43-latek przepracował dotychczas prawie 50 spotkań w Lidze Mistrzów. W końcu dostąpił zaszczytu pracy na największych imprezach, czyli Mistrzostwach Świata i Europy. Zdarzało mu się również czuwać nad przebiegiem rywalizacji w lidze katarskiej, japońskiej i saudyjskiej.

Przełomowy dla Marciniaka był sezon 2022/2023, gdy dostał okazję do poprowadzenia finału Mistrzostw Świata i Ligi Mistrzów. Miniony rok zwieńczył nagrodą dla najlepszego sędziego według Międzynarodowej Federacji Historyków i Statystyków Futbolu.

Podczas zakończonego niedawno EURO arbiter z Płocka nie znajdował się na pierwszym planie. Pracował tylko przy dwóch spotkaniach i nie otrzymał możliwości nadzorowania wielkiego finału, co wzbudziło spore poruszenie.

Na przestrzeni ostatnich miesięcy Marciniaka łączono ze zmianą federacji. Propozycję stałej współpracy miała zaproponować mu Arabia Saudyjska. Zainteresowanie przejawiał nim także amerykański związek.

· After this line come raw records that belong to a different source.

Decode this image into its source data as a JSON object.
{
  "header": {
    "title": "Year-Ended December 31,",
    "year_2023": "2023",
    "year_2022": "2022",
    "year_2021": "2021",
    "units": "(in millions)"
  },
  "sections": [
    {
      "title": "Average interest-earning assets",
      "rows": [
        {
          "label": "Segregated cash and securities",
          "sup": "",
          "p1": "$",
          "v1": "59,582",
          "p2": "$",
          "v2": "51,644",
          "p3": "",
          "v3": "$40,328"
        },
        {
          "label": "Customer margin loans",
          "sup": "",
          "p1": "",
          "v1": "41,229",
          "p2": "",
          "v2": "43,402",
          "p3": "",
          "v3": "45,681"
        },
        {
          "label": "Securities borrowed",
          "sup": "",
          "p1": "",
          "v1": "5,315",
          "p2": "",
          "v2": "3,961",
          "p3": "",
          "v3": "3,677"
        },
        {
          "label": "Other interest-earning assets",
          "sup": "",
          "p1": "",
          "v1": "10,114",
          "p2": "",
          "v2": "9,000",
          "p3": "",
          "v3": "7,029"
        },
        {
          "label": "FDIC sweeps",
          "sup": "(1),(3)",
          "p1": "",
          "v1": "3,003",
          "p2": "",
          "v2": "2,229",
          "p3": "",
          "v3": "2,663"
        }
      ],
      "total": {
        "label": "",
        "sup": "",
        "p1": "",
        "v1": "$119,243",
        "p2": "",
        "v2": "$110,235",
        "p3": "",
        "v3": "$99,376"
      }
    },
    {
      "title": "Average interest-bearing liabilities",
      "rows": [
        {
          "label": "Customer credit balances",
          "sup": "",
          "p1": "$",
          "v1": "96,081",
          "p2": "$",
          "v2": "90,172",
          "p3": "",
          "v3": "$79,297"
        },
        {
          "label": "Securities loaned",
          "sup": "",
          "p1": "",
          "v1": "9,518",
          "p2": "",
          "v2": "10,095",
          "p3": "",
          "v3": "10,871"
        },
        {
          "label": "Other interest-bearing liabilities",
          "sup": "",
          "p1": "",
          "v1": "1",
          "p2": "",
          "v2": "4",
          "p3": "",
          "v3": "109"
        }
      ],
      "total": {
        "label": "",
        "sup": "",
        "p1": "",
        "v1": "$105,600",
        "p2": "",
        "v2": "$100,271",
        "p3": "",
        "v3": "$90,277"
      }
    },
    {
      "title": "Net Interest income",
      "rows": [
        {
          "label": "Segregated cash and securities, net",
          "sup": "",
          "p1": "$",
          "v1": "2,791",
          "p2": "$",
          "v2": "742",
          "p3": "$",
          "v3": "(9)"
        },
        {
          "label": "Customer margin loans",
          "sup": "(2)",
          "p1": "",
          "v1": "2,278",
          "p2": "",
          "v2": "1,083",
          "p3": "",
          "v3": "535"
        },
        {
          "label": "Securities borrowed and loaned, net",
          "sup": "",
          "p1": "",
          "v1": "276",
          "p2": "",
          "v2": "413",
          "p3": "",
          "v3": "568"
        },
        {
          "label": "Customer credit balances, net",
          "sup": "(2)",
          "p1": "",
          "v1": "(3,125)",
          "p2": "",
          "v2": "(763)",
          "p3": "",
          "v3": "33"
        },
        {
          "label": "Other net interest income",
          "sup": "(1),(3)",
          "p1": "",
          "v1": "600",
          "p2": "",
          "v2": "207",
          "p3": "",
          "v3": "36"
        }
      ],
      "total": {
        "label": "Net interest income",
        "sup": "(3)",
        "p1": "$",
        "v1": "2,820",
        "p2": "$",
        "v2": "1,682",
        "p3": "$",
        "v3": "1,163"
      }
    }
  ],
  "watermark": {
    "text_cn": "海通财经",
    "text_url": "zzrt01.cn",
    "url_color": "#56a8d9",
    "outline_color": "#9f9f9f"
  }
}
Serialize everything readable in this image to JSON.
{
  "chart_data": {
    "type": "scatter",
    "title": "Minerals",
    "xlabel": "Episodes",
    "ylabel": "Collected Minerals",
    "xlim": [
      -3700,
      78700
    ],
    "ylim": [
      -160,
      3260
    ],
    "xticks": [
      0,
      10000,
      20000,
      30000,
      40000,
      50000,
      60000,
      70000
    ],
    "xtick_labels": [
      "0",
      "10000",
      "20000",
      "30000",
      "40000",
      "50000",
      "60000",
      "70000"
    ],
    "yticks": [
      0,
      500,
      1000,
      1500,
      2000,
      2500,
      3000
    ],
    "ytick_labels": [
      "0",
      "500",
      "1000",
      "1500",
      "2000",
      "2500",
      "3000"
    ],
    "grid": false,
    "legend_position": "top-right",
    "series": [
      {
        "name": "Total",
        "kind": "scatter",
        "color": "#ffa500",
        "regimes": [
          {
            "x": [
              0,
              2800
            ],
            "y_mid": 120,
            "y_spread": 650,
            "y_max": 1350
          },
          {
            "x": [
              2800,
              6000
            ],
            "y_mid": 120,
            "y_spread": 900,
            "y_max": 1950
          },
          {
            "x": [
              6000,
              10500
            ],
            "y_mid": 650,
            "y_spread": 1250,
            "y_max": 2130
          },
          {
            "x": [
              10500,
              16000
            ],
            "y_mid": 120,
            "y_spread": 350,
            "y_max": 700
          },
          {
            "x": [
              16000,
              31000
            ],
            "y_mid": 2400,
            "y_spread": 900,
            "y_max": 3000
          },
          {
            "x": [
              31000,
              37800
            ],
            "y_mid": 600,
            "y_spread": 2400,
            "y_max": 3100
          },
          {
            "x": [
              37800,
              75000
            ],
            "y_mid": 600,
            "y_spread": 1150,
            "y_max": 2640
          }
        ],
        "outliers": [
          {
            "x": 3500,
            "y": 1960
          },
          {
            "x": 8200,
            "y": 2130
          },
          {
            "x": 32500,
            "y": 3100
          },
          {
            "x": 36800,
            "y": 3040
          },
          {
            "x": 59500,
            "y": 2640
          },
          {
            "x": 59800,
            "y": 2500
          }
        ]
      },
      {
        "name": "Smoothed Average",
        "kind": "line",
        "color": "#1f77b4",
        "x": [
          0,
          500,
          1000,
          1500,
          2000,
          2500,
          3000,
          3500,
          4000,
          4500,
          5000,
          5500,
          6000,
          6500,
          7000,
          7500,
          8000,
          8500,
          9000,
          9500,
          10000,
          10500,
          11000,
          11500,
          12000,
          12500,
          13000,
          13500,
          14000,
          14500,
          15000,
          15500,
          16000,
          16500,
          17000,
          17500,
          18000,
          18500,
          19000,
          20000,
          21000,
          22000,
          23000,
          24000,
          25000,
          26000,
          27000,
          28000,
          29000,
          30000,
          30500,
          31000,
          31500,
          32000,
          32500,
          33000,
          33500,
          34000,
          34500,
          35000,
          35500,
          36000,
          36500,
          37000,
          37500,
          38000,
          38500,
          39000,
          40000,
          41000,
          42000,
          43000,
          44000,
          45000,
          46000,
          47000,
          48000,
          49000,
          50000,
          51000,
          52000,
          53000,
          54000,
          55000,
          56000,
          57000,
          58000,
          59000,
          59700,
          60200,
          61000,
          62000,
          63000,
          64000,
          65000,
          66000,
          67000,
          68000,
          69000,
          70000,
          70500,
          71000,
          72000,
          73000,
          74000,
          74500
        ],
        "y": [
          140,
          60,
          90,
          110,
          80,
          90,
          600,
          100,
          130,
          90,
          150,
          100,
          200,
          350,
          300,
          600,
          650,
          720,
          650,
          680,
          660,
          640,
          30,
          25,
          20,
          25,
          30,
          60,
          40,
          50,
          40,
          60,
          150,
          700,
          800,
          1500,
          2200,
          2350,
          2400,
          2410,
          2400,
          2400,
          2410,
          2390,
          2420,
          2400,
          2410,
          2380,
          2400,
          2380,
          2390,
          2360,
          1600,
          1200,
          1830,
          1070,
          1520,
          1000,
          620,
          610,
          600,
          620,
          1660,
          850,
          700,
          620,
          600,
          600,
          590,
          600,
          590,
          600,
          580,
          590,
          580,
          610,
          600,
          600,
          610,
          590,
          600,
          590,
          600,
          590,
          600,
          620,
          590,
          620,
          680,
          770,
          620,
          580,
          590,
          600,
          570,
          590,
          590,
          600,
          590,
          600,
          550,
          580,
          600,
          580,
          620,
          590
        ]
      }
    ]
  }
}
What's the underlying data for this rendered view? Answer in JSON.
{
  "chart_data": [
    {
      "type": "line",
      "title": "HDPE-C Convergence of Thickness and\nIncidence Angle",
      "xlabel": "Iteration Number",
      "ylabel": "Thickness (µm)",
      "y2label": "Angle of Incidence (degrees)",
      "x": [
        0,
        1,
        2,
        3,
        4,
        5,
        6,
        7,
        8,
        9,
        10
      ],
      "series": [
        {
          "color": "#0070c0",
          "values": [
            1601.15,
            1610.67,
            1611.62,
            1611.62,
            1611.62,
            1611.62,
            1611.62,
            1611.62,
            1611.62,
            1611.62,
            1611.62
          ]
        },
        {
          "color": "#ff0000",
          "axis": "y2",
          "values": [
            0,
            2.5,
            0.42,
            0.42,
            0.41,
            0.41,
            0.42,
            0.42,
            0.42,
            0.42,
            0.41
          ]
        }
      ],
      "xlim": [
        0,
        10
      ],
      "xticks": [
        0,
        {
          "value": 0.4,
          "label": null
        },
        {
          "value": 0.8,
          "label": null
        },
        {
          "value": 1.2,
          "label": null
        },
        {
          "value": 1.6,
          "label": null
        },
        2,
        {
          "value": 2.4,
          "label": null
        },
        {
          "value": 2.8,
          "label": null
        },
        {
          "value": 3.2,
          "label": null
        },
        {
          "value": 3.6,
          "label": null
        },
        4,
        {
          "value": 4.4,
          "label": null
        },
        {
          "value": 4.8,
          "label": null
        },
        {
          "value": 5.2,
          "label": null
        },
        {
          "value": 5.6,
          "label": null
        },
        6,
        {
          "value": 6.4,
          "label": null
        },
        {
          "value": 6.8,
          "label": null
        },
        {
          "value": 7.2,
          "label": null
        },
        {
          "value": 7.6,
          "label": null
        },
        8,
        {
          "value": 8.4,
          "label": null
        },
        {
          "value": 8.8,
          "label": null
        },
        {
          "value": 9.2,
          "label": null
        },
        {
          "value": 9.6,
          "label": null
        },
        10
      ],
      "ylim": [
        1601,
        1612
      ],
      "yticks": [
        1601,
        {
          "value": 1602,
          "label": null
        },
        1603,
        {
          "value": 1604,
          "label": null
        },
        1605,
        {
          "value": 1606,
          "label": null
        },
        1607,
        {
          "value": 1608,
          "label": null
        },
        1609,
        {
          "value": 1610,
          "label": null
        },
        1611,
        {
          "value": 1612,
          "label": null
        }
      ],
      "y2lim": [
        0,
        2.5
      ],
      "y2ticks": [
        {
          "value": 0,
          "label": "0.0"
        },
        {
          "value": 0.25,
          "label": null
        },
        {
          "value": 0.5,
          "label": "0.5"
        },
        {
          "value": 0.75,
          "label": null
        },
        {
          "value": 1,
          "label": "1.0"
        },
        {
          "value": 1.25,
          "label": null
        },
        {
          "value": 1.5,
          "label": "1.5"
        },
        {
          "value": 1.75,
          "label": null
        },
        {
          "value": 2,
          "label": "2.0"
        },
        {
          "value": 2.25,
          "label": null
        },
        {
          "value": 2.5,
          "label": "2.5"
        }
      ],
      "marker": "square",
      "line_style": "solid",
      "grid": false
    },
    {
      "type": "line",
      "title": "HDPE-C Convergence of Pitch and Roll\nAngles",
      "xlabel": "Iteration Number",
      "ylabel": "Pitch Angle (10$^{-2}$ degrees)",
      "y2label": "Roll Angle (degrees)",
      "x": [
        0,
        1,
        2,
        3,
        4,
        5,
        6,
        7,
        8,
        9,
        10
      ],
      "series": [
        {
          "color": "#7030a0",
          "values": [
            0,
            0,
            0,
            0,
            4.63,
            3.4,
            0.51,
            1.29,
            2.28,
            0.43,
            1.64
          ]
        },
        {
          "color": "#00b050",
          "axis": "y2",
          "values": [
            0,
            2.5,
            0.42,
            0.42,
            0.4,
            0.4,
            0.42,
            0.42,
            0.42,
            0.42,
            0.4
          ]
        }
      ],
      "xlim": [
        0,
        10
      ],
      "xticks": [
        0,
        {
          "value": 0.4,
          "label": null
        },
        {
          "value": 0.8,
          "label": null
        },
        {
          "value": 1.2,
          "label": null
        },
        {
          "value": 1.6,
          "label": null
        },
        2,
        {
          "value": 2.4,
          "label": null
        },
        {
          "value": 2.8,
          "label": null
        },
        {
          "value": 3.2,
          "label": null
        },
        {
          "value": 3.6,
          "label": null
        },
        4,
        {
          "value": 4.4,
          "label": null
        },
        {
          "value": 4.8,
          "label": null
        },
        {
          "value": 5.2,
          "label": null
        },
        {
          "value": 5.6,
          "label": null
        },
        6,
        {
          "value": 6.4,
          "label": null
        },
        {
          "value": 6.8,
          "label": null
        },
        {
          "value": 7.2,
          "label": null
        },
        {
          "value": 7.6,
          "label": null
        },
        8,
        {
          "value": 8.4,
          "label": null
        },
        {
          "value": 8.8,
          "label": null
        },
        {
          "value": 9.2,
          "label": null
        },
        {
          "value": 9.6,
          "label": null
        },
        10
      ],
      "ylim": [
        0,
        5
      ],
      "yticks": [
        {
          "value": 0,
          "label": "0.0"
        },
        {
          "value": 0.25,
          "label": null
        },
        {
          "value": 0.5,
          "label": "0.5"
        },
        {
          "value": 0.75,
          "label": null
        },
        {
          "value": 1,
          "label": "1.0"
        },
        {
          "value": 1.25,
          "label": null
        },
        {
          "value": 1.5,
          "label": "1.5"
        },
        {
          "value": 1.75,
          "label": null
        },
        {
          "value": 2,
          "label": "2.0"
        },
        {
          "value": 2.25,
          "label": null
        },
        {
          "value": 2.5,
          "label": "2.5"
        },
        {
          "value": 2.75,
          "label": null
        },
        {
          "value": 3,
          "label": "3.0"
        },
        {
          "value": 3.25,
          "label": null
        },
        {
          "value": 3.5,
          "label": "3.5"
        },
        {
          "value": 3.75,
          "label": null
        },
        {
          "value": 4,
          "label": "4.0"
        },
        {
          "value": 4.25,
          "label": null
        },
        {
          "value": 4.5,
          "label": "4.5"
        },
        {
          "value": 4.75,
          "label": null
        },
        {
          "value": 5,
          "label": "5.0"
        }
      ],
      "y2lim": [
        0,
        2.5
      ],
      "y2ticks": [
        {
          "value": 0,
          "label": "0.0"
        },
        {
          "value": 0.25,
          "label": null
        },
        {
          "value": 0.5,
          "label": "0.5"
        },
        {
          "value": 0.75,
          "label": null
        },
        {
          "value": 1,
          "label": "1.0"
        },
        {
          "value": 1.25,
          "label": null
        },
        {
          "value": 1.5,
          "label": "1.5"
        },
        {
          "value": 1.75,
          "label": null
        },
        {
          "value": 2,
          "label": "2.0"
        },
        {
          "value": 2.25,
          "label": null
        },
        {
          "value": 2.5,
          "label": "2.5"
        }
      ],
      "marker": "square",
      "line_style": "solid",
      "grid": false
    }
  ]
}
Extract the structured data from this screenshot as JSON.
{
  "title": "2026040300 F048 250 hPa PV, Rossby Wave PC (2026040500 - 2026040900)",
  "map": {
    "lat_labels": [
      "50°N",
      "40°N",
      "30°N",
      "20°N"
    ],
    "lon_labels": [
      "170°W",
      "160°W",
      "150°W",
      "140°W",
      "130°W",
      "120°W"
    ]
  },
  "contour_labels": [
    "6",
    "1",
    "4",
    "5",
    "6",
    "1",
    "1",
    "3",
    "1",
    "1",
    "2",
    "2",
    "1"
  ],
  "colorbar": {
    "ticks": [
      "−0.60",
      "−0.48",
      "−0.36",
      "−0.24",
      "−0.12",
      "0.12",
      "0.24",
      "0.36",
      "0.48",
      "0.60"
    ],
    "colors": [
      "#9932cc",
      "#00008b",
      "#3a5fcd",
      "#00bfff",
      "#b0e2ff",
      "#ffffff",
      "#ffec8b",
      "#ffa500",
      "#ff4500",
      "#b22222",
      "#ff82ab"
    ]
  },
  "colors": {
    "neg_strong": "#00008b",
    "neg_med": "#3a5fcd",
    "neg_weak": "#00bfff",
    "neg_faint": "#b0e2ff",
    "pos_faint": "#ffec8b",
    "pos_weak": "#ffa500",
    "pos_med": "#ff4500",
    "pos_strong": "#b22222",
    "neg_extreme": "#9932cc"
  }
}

O sytuacji najlepszego polskiego sędziego opowiedział w rozmowie z TVP Sport Łukasz Wachowski.

- Żadnych sygnałów nie było. Poruszaliśmy się jedynie w spekulacjach medialnych. Do nas nie wpłynęło żadne oficjalne zapytanie. Zarówno od Szymona, jak też innych instytucji, takich jak UEFA, FIFA, bądź innych światowych federacji. Nic mi nie wiadomo, aby w najbliższym czasie miało się to zmienić - zapewnił sekretarz generalny PZPN-u.